自分で言うのも何だが、氷帝には曲者が揃っていると言うのあるし。

「あ、あの……」
「あーん?」
「(あーん?)景吾君、氷帝の生徒会長さんでテニス部の部長さんだったんだね。知らなかった」
「当たり前だ。俺様はいつでも頂点に立つ。生徒会長といえば学校の、部長と言えば部活の頂点だろ」

そういえば彼は小さい頃から頂点に上るのが好きだったなと思い出す。
イギリスにある彼の別荘の一つ、"キング・オブ・キングダム"で彼は日南にこう言った。「俺様が王様になる」と。
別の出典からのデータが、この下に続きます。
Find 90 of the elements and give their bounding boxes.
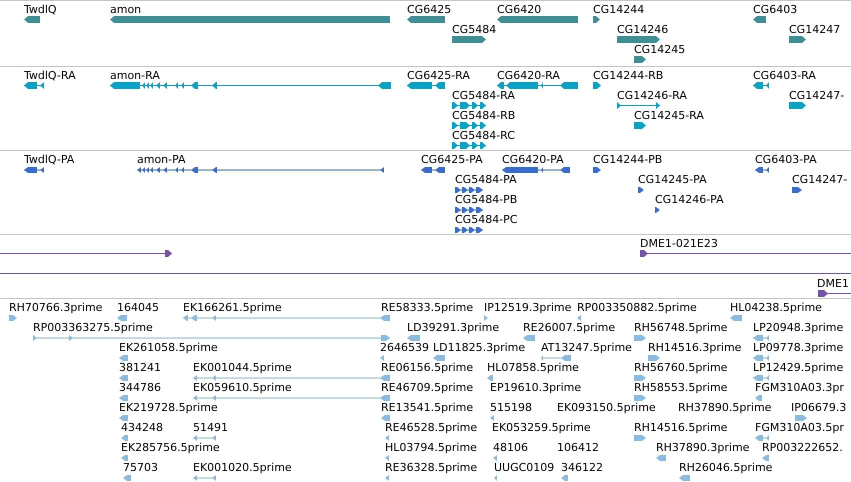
feature-label: EP19610.3prime (490, 381, 582, 394)
feature-label: CG14244 (593, 3, 644, 16)
feature-label: RH37890.5prime (678, 401, 772, 414)
feature-label: CG6420-PA (502, 153, 564, 166)
feature-label: IP12519.3prime (484, 301, 572, 314)
feature-label: RE06156.5prime (381, 361, 474, 374)
feature-label: RE36328.5prime (385, 461, 478, 474)
feature-label: CG14246-RA (617, 89, 687, 102)
feature-label: CG14246 (617, 23, 668, 36)
feature-label: LP20948.3prime (753, 321, 844, 334)
feature-label: CG6425-RA (407, 69, 470, 82)
feature-label: CG14244-PB (593, 153, 662, 166)
feature-label: CG6420 (497, 3, 542, 16)
feature-label: RH14516.3prime (648, 341, 742, 354)
feature-label: 2646539 (380, 341, 429, 354)
feature-label: EK093150.5prime (557, 401, 656, 414)
feature-label: RH56760.5prime (634, 361, 728, 374)
feature-label: CG5484-RB (452, 109, 516, 122)
feature-label: RE46528.5prime (385, 421, 478, 434)
feature-label: CG14247- (789, 89, 844, 102)
feature-label: CG6403 (753, 3, 798, 16)
feature-label: HL07858.5prime (487, 361, 579, 374)
feature-label: TwdlQ-PA (24, 153, 74, 166)
feature-label: CG14245 (634, 43, 686, 56)
feature-label: RH26046.5prime (679, 461, 772, 474)
feature-label: RH37890.3prime (656, 441, 750, 454)
feature-label: RP003222652. (762, 441, 843, 454)
feature-label: RE13541.5prime (381, 401, 474, 414)
feature-label: TwdlQ-RA (24, 69, 76, 82)
feature-label: amon (110, 3, 142, 16)
feature-label: amon-PA (137, 153, 186, 166)
feature-label: DME1 (817, 277, 849, 290)
feature-label: LD39291.3prime (407, 321, 500, 334)
feature-label: CG5484-PC (455, 213, 518, 226)
feature-label: LD11825.3prime (433, 341, 526, 354)
feature-label: RH56748.5prime (634, 321, 728, 334)
feature-label: RE46709.5prime (381, 381, 474, 394)
feature-label: 48106 (493, 441, 528, 454)
feature-label: EK261058.5prime (119, 341, 218, 354)
feature-label: CG6420-RA (497, 69, 560, 82)
feature-label: CG6425-PA (421, 153, 483, 166)
feature-label: LP09778.3prime (753, 341, 844, 354)
feature-label: DME1-021E23 (640, 237, 718, 250)
feature-label: CG14246-PA (655, 193, 724, 206)
feature-label: 164045 (117, 301, 159, 314)
feature-label: 75703 (123, 461, 158, 474)
feature-label: CG6403-RA (753, 69, 816, 82)
feature-label: CG5484-PB (455, 193, 518, 206)
feature-label: EK285756.5prime (121, 441, 220, 454)
feature-label: RP003363275.5prime (33, 321, 153, 334)
feature-label: EK059610.5prime (193, 381, 292, 394)
feature-label: 51491 (193, 421, 228, 434)
feature-label: amon-RA (110, 69, 160, 82)
feature-label: EK001020.5prime (193, 461, 292, 474)
feature-label: FGM310A03.5pr (755, 421, 844, 434)
feature-label: RH14516.5prime (634, 421, 728, 434)
feature-label: CG5484-RA (452, 89, 515, 102)
feature-label: RH58553.5prime (634, 381, 728, 394)
feature-label: 344786 (119, 381, 161, 394)
feature-label: CG14244-RB (593, 69, 664, 82)
feature-label: CG14245-PA (638, 173, 707, 186)
feature-label: EK053259.5prime (492, 421, 591, 434)
feature-label: CG5484-RC (452, 129, 515, 142)
feature-label: IP06679.3 (791, 401, 846, 414)
feature-label: CG6425 (407, 3, 452, 16)
feature-label: CG5484-PA (455, 173, 517, 186)
feature-label: CG14247 (789, 23, 840, 36)
feature-label: UUGC0109 (494, 461, 554, 474)
feature-label: CG6403-PA (755, 153, 817, 166)
feature-label: FGM310A03.3pr (755, 381, 844, 394)
feature-label: CG5484 (452, 23, 496, 36)
feature-label: 346122 (561, 461, 603, 474)
feature-label: 515198 (490, 401, 532, 414)
feature-label: RP003350882.5prime (577, 301, 697, 314)
feature-label: CG14245-RA (634, 109, 704, 122)
feature-label: RE58333.5prime (381, 301, 474, 314)
feature-label: 381241 (119, 361, 161, 374)
feature-label: RE26007.5prime (523, 321, 616, 334)
feature-label: LP12429.5prime (753, 361, 844, 374)
feature-label: RH70766.3prime (9, 301, 102, 314)
feature-label: AT13247.5prime (541, 341, 632, 354)
feature-label: EK219728.5prime (119, 401, 218, 414)
feature-label: 434248 (121, 421, 163, 434)
feature-label: EK166261.5prime (183, 301, 282, 314)
feature-label: TwdlQ (24, 3, 57, 16)
feature-label: 106412 (557, 441, 599, 454)
feature-label: HL03794.5prime (385, 441, 477, 454)
feature-label: HL04238.5prime (730, 301, 822, 314)
feature-label: CG14247- (792, 173, 848, 186)
feature-label: EK001044.5prime (193, 361, 292, 374)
「そうなんだ。ふふっ、景吾君変わってなくって安心したなぁ」
「……お前は少し変わったな」
「そう?」
「あぁ。強くなった気がする」
「景吾君がそういうなら、そうなのかも。四天宝寺ってボケて、ツッコんでだから。多少図太くならないとやってけないよ」
「そうか」

手を伸ばし日南の頭を撫でる。

「日南。もしお前さえ良ければ、男子テニス部のマネージャーやらねぇか」
「え?」
「……四天宝寺でマネージャーやってるのは忍足から聞いてる。でも、今は四天宝寺の生徒じゃねぇ。無理に入れ、とは言わないから考えておけ」
「……」

そう言って跡部は立ち上がり、座敷の方へ戻っていく。
きっと日南は頷いてくれる。そう思いながら。

しかし日南の中では答えは既に決まっていた。
脳裏に浮かぶ四天宝寺男子テニス部で過ごしてきた思い出。その思い出を裏切る事は出来ない。
折角、再開出来た所申し訳はないのだけど次回学校に行った時、跡部に直接断りの言葉を伝えに行こう。そう、日南は思っていた。